Feature flags

We use feature flags to ship risky changes safely. We also remove them — a flag that's been on for 30 days in prod is technical debt.

Where they live

flags:
  new_trust_engine:
    default: false
    rollout:
      staging: true
      prod:
        percent: 10
        tenants: ["early-access-tenant-id"]
    owner: "@jens"
    created: 2026-03-15
    remove_by: 2026-06-15

  multiline_pii_detection:
    default: true     # fully rolled out — candidate for removal
    owner: "@eng-lead"
    created: 2026-01-10
    remove_by: 2026-04-10  # overdue, remove next sprint

Config hot-reloads on file change. No restart.

Reading a flag

from tappass.config import feature_flags

if feature_flags.is_on("new_trust_engine", tenant_id=ctx.tenant.id):
    result = new_engine.compute(...)
else:
    result = legacy_engine.compute(...)

The evaluator checks:

Tenant allowlist (explicit on for this tenant)
Tenant blocklist (explicit off)
Percentage rollout (deterministic hash of tenant_id → stable assignment)
Environment default
Global default

Naming

Lowercase snake_case
Describes the new behaviour being gated, not the old one
Good: new_trust_engine, multiline_pii_detection, background_audit_export
Bad: disable_legacy_engine, experimental_mode_v2, alice_test

"Disable X" inverts the polarity and makes reading the code harder. "Experimental" tells you nothing.

Lifecycle

propose → ship gated → ramp → fully-on → remove
                                  │
                                  └─ remove_by deadline

Every flag has a remove_by date set at creation. Six weeks default. If it's still needed after that, either:

Promote to config. If the behaviour is tenant-specific and permanent, move to the tenant's policy profile.
Renegotiate. Set a new remove_by with a reason in the PR description.

Removal

Removing a flag is a single PR that:

Deletes the if flag.is_on(): branches — keep only the new path
Removes the flag row from config/feature_flags.yaml
Deletes any test that asserted both-branch behaviour

No deprecation comments. No TODO markers. Just delete.

Kill-switches

Some flags are kill-switches rather than rollout gates. These stay in config indefinitely and default to "safe":

kill_switches:
  disable_azure_content_safety:
    default: false
    description: "Emergency off-switch if Azure backend goes sideways"
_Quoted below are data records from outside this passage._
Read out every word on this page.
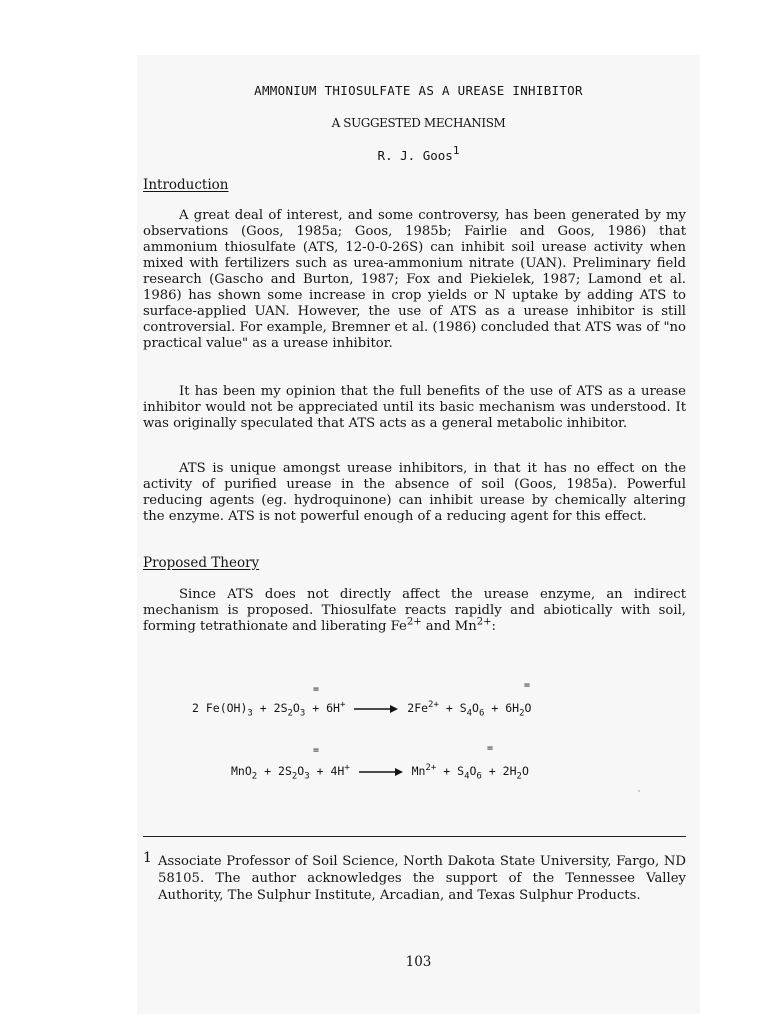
AMMONIUM THIOSULFATE AS A UREASE INHIBITOR
A SUGGESTED MECHANISM
R. J. Goos$^1$
Introduction
A great deal of interest, and some controversy, has been generated by my observations (Goos, 1985a; Goos, 1985b; Fairlie and Goos, 1986) that ammonium thiosulfate (ATS, 12-0-0-26S) can inhibit soil urease activity when mixed with fertilizers such as urea-ammonium nitrate (UAN). Preliminary field research (Gascho and Burton, 1987; Fox and Piekielek, 1987; Lamond et al. 1986) has shown some increase in crop yields or N uptake by adding ATS to surface-applied UAN. However, the use of ATS as a urease inhibitor is still controversial. For example, Bremner et al. (1986) concluded that ATS was of "no practical value" as a urease inhibitor.
It has been my opinion that the full benefits of the use of ATS as a urease inhibitor would not be appreciated until its basic mechanism was understood. It was originally speculated that ATS acts as a general metabolic inhibitor.
ATS is unique amongst urease inhibitors, in that it has no effect on the activity of purified urease in the absence of soil (Goos, 1985a). Powerful reducing agents (eg. hydroquinone) can inhibit urease by chemically altering the enzyme. ATS is not powerful enough of a reducing agent for this effect.
Proposed Theory
Since ATS does not directly affect the urease enzyme, an indirect mechanism is proposed. Thiosulfate reacts rapidly and abiotically with soil, forming tetrathionate and liberating $Fe^{2+}$ and $Mn^{2+}$:
=	=
2 $Fe(OH)_3 + 2S_2O_3 + 6H^+$	$2Fe^{2+} + S_4O_6 + 6H_2O$
=	=
$MnO_2 + 2S_2O_3 + 4H^+$	$Mn^{2+} + S_4O_6 + 2H_2O$
1 Associate Professor of Soil Science, North Dakota State University, Fargo, ND 58105. The author acknowledges the support of the Tennessee Valley Authority, The Sulphur Institute, Arcadian, and Texas Sulphur Products.
103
  fail_closed_on_detection_backend_error:
    default: false
    description: "Flip to true if a backend corrupts requests"

Kill-switches don't have remove_by. They exist for emergencies and are reviewed quarterly.

What NOT to flag

Bug fixes. If it's a bug, fix it. No flag.
Documentation changes. Obviously.
Refactors. If you refactor behind a flag and the flag stays forever, you've just made the code worse.
UI-only experiments — those go through PostHog feature flags in the frontend, not the backend config.

Observability on flags

Every flag evaluation emits a metric:

tappass_feature_flag_eval_total{flag="new_trust_engine", tenant="...", value="on"}

Grafana dashboard "Feature flags" shows eval distribution. If a flag is set to 10% but you see 40% on, there's a bug in your rollout criteria — investigate before it causes an incident.

Audit trail

Enabling a flag for a tenant (or globally) emits a feature_flag.changed event with before/after values. The event goes into the audit trail alongside everything else — we can tell you exactly when a flag changed for any tenant.